As for DOLCE, researchers readily admitted on Monday that “not everything went according to plan.” Although originally meant to deploy over three-to-four-days, DOLCE encountered multiple engineering issues, such as snagged wiring and jammed mechanical components. Thankfully, the team managed to sort out the issues by referencing onboard cameras to mimic the problems on a full-scale lab replica. Despite the headaches, DOLCE’s space test “demonstrated the robustness of the basic concept,” according to SSPP co-director and Joyce and Kent Kresa Professor of Aerospace and Civil Engineering, Sergio Pellegrino.
[Related: Are solar panels headed for space?]
But even with SSPD-1’s overall successes, it still may be years before solar power could be efficiently and affordably amassed using satellite arrays. Previous estimates put solar power gathered in space at costing $1-2/kWh, while it is currently less than $0.17/kWh for US electricity. Material costs will need to drastically decrease, while also still remaining strong enough to endure space’s solar radiation and geomagnetic activity.

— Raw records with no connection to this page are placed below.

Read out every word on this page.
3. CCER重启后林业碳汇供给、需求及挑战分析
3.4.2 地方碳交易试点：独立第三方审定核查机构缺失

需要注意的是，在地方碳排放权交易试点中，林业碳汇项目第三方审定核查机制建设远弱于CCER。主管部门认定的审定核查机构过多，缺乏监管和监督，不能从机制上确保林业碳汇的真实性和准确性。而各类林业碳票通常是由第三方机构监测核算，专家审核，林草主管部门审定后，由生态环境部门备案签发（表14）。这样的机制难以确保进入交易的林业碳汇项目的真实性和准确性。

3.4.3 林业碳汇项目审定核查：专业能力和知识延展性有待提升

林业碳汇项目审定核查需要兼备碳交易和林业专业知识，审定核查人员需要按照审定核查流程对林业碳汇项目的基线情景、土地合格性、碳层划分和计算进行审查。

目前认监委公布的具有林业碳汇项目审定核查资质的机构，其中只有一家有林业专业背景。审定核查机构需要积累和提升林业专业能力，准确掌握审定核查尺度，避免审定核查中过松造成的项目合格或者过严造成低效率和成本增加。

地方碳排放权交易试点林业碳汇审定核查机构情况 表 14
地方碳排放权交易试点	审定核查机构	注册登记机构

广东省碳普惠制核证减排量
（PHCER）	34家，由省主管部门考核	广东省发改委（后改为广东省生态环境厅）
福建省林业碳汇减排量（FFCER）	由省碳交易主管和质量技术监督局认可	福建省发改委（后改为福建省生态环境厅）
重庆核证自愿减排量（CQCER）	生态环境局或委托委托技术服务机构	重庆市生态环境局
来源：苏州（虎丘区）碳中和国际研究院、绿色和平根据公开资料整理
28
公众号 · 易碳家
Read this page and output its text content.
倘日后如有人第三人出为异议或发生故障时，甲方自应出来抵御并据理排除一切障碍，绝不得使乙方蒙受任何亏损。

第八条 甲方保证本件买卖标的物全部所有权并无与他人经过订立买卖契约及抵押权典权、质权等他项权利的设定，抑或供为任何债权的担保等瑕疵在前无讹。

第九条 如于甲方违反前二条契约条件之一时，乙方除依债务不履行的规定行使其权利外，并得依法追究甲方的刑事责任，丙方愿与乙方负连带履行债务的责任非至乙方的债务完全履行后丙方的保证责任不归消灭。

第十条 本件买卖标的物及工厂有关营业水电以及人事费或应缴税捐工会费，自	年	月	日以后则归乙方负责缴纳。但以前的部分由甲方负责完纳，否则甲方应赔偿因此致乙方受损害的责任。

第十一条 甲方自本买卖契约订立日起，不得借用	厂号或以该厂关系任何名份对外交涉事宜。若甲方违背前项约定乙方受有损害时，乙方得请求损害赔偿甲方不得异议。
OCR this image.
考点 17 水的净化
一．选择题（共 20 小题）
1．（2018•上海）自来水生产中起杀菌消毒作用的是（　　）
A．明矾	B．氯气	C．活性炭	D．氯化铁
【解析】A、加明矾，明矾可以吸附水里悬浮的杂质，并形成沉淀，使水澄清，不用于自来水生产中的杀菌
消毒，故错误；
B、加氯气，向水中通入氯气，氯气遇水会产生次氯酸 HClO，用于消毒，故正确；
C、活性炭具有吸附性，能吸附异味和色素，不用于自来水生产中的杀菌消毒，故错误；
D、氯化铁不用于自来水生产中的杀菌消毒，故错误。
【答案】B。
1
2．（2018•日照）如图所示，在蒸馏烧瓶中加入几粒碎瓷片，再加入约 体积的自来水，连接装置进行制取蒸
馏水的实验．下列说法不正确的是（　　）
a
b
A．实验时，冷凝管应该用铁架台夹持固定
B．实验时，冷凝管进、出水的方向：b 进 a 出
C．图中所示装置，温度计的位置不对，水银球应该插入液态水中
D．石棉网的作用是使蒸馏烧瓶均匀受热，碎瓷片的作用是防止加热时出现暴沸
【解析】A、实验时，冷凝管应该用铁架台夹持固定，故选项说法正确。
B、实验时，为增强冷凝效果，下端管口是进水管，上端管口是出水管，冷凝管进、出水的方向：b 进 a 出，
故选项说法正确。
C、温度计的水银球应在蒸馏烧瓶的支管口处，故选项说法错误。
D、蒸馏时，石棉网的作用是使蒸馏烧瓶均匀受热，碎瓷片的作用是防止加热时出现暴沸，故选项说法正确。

There are other issues that need addressing before space-derived solar power can ever contribute to humanity’s sustainable energy infrastructure. As The New York Times noted last year, the amount of energy transferred by SSPD-1 through a microwave beam was extremely negligible compared to what’s needed for everyday use, and such orbital solar arrays will likely need to be several thousand feet wide—the International Space Station, for reference, is just 357-feet-long. There are also questions of safety regarding beaming powerful microwaves and laser beams back to Earth.
SSPP researchers are aware that all these problems require solutions before orbital solar farms are truly possible. But their most recent progress indicates that, at the very least, they appear to be on a promising path.